Compare all 4 models

In [None]:
results = []

for i, model in enumerate([model_1, model_2, model_3, model_4], start=1):
    loss, accuracy = model.evaluate(X_test, y_test, verbose=0)
    print(f"Model {i}: Test Loss = {loss:.4f}, Test Accuracy = {accuracy:.4f}")
    results.append((f"Model {i}", loss, accuracy))

A table for better comparison

In [None]:
# Print
print("\nEvaluation Results:")
print("{:<10} {:<10} {:<10}".format("Model", "Loss", "Accuracy"))
for name, loss, acc in results:
    print(f"{name:<10} {loss:<10.4f} {acc:<10.4f}")

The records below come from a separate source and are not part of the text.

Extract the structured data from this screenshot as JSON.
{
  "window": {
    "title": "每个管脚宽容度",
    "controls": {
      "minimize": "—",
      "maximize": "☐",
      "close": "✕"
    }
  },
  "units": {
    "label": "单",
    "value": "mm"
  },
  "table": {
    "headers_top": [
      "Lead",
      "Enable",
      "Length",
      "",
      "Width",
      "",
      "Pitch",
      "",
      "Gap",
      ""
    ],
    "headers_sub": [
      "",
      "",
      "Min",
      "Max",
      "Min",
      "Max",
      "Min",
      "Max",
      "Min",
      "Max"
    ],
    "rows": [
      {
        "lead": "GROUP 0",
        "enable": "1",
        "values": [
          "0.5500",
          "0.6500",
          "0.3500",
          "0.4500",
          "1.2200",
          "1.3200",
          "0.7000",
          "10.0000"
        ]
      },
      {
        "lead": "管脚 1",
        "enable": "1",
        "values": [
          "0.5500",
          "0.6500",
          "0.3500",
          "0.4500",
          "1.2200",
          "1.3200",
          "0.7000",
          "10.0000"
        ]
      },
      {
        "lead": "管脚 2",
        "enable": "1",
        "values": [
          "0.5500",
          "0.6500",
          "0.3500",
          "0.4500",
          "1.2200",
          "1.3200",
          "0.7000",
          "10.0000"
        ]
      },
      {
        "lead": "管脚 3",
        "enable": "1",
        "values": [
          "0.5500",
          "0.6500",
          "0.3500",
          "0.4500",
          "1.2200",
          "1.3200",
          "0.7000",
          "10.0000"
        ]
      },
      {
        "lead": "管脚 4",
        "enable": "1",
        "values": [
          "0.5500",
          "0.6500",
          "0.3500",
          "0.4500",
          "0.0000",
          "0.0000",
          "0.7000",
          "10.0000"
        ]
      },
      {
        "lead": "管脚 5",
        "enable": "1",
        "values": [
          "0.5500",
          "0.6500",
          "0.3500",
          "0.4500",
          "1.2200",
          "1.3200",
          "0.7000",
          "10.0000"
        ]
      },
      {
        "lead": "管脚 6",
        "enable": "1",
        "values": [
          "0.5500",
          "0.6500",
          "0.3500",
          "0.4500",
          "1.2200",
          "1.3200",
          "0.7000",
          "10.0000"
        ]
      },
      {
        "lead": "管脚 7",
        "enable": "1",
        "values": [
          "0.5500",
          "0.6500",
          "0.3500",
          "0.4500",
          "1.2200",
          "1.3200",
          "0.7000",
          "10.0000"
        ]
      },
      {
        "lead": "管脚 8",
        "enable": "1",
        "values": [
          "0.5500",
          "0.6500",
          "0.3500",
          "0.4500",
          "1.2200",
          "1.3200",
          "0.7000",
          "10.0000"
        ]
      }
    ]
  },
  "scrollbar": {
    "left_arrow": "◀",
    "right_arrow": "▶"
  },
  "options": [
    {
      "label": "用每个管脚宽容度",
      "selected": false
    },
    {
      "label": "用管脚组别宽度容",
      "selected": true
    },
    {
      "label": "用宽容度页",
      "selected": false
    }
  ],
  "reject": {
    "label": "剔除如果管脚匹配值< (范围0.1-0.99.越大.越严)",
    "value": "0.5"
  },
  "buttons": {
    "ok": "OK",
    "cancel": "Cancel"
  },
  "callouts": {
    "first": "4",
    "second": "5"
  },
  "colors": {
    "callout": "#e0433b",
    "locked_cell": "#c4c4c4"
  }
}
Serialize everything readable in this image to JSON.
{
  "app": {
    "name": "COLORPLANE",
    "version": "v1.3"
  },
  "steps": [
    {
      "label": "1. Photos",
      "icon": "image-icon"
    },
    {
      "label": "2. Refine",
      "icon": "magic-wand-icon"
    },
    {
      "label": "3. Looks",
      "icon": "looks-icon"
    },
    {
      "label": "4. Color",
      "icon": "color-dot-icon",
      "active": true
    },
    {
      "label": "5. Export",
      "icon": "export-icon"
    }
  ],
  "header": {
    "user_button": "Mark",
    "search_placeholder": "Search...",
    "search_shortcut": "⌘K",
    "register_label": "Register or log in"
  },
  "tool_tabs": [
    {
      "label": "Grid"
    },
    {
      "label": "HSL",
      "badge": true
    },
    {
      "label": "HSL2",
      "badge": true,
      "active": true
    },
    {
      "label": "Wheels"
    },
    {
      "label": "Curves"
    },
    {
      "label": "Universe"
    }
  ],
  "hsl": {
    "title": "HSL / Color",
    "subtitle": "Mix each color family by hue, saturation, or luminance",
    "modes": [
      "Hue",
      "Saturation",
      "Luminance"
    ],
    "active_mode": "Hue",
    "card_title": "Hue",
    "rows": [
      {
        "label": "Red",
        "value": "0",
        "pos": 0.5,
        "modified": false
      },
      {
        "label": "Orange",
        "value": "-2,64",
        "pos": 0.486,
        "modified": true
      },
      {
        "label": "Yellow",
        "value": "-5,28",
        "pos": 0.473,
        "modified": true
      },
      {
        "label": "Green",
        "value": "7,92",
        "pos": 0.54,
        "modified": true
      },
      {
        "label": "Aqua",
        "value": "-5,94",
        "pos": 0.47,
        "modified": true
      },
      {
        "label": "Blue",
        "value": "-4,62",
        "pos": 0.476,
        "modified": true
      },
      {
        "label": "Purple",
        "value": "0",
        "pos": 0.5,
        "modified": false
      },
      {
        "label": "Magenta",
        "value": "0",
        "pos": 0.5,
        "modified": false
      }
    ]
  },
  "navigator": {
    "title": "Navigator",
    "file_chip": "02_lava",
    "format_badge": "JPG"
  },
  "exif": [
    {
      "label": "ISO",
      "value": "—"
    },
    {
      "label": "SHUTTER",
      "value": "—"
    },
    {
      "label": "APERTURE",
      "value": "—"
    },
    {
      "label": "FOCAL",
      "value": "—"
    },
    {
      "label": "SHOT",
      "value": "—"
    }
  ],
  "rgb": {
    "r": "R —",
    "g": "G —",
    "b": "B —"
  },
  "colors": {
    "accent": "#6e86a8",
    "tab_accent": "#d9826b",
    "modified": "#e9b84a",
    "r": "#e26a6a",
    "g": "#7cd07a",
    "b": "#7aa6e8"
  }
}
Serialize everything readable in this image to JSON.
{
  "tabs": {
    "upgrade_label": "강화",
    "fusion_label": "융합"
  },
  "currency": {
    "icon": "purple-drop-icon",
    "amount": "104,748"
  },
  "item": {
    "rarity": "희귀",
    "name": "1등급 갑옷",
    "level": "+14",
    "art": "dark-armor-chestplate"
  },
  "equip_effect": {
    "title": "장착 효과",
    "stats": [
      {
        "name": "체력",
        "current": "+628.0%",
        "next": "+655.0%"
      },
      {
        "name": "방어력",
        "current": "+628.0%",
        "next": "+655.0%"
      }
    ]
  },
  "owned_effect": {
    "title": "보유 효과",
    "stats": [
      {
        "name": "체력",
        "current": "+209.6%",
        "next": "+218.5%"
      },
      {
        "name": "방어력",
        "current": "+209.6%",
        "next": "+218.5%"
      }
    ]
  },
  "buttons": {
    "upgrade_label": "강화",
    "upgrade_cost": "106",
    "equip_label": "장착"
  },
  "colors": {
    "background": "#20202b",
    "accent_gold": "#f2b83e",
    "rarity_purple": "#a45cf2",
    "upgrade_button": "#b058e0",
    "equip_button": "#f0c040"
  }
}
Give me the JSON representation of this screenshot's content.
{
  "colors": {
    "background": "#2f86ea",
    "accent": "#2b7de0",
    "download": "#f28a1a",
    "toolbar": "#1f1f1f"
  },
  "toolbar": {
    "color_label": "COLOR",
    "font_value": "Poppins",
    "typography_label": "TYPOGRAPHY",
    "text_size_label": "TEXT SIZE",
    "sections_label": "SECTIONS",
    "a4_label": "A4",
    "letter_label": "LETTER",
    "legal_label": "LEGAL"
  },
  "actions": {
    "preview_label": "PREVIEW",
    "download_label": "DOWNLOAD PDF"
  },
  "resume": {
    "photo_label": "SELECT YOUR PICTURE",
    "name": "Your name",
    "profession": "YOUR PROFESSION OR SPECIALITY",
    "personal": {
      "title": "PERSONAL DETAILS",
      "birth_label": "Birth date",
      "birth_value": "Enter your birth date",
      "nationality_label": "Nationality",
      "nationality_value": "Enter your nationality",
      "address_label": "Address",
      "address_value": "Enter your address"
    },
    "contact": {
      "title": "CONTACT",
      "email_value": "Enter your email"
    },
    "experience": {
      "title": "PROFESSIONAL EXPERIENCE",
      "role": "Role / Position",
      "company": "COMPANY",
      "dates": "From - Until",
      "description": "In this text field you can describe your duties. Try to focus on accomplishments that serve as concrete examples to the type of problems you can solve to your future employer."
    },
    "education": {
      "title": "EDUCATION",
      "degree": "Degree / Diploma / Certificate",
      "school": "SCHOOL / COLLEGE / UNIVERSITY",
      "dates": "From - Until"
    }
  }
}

Confusion Matrices and other scores

In [None]:
def evaluate_model(model, X_test, y_test, model_name="Model"):
    # Predict probabilities
    y_pred_proba = model.predict(X_test)

    # Convert probabilities to class labels
    y_pred = (y_pred_proba > 0.5).astype("int32").flatten()
    y_true = y_test.flatten()

    # Confusion Matrix
    conf_matrix = confusion_matrix(y_true, y_pred)
    disp = ConfusionMatrixDisplay(confusion_matrix=conf_matrix, display_labels=["Class 0", "Class 1"])

    # Plot confusion matrix
    plt.figure(figsize=(5, 4))
    disp.plot(cmap="Blues", values_format='d')
    plt.title(f"{model_name} - Confusion Matrix")
    plt.show()

    # F1 Score
    f1 = f1_score(y_true, y_pred)
    print(f"\n===== {model_name} =====")
    print("F1 Score:", f1)

    # AUC Score
    auc = roc_auc_score(y_true, y_pred_proba)
    print("AUC Score:", auc)

    # Classification Report
    print("\nClassification Report:")
    print(classification_report(y_true, y_pred))

# Evaluate all models with display
evaluate_model(model_1, X_test, y_test, "Model 1")
evaluate_model(model_2, X_test, y_test, "Model 2")
evaluate_model(model_3, X_test, y_test, "Model 3")
evaluate_model(model_4, X_test, y_test, "Model 4")